Forum: Managing VoltDB

Post: Warnings in the log file when Command Log enabled

Warnings in the log file when Command Log enabled
MarcinD
Feb 3, 2014
Hi,

I get the following warnings in the logs when command log is enabled:


WARN: Snapshot save feasibility test failed for host 0 table  with error message SNAPSHOT IN PROGRESS



WARN: Network was more than two seconds late in updating the estimated time


What does these messages mean and what impact they have?

Regards,
Marcin
nshi
Feb 3, 2014

WARN: Snapshot save feasibility test failed for host 0 table  with error message SNAPSHOT IN PROGRESS


When command logging is enabled, the system will try to issue a snapshot to truncate the command log when certain amount of log has been written to disk. If the data is large enough, the previous snapshot may not finish before a new one is requested. The system will retry after a minute or so. Meanwhile, transactions will still be logged.

The impact of this is that you will have a relatively large command log to recover from if the cluster crashes.


WARN: Network was more than two seconds late in updating the estimated time


This could be caused by long Java GCs or system scheduling problems. If you see long GC pauses in the log file, it means that the system is using a lot of Java heap. If you could share your log files, it'll help determining what may have caused it.

If network is being delayed often, it may affect the performance of the system. You may see high latency numbers for transactions.
MarcinD
Feb 4, 2014
Hi Ning,

Thanks for your reply. Please find the log attached.

Thanks,
Marcin
nshi
Feb 4, 2014
Hi Marcin,

The network delays may not be caused by Java GCs. There are some GCs that took about 500ms, but not very often.

The network delay caused one of the client connection to be closed prematurely.


2014-02-04 09:49:12,778   WARN  [Periodic Work] NETWORK: Closing connection to org.voltcore.network.VoltPort$1@6657395e:dub-001784-VM01/10.0.22.6:38842 at Tue Feb 04 09:49:12 GMT+00:00 2014 because it refuses to read responses


The server closed the client connection because the network thread couldn't send anything to that client for more than 4 seconds. It is correlated to the network thread being delayed for more than 2 seconds.

The server started 2 network threads and 2 site threads, so there were at least 4 threads contending for CPU. It seems like that the client was also running on the same server, generating heavy workload. So the network thread might be delayed because of OS scheduling.

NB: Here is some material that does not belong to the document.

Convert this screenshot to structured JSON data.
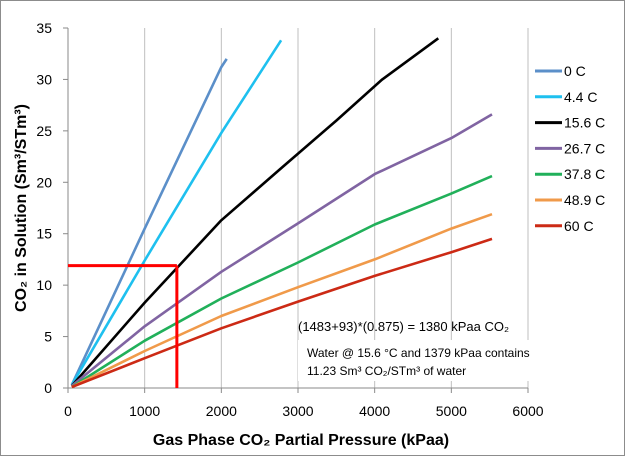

Snapshot initiation taking more than 3.6 seconds implies that the disk might be too busy writing command logs. You can consider putting snapshots and command logs on two different disks.

The following steps may help relieve the contention on CPU.

  • Run the client on a separate machine
  • Reduce the client load to 80% of the peak
  • Reduce the number of sites to 1
MarcinD
Feb 4, 2014
Hi Ning,

Could you possibly have a look at the other 4 log files and see if the same issue causes a problem. The previous log was taken from a configuration of just one host, because I only had that one handy as I had deleted all the logs from my 'proper test run' and couldn't reproduce the issues for a while. In this case the cluster consists of 4 nodes and client is running on one of those machines also. Don't mind "No space left on device" ERROR at the end of the logs as in this particular run I was trying command log with the size of 40GB which turned out to be too big for my disk resources.

Thanks,
Marcin
nshi
Feb 4, 2014

Could you possibly have a look at the other 4 log files and see if the same issue causes a problem.


I don't see any files attached to this post. Maybe you forgot to upload them?


Don't mind "No space left on device" ERROR at the end of the logs as in this particular run I was trying command log with the size of 40GB which turned out to be too big for my disk resources.


The larger the size of the command log, the longer it takes to replay. The system will try to truncate the log when half of the segments are full. You can set the log size to a smaller number so that the system will try to snapshot more often to truncate the segments.
MarcinD
Feb 5, 2014
Hi Ning,

Sorry forgot to attach files at first but I did few minutes later so you should see them. I have tried various sizes of 'command log' (1GB, 5GB, 10GB, 15GB, 20GB, 40GB) It didn't change the fact I kept getting the message below:


WARN: Snapshot save feasibility test failed for host 0 table  with error message SNAPSHOT IN PROGRESS


Regards,
Marcin
nshi
Feb 5, 2014
Hi Marcin,

The message you saw is fine. A complete snapshot of your system takes about 466 seconds to finish. Any attempt to snapshot again when a snapshot is already in progress will generate that warning message, telling you that the attempt failed and it will be retried later.

To speed up snapshot, you can separate the snapshot and command log directories onto two different drives.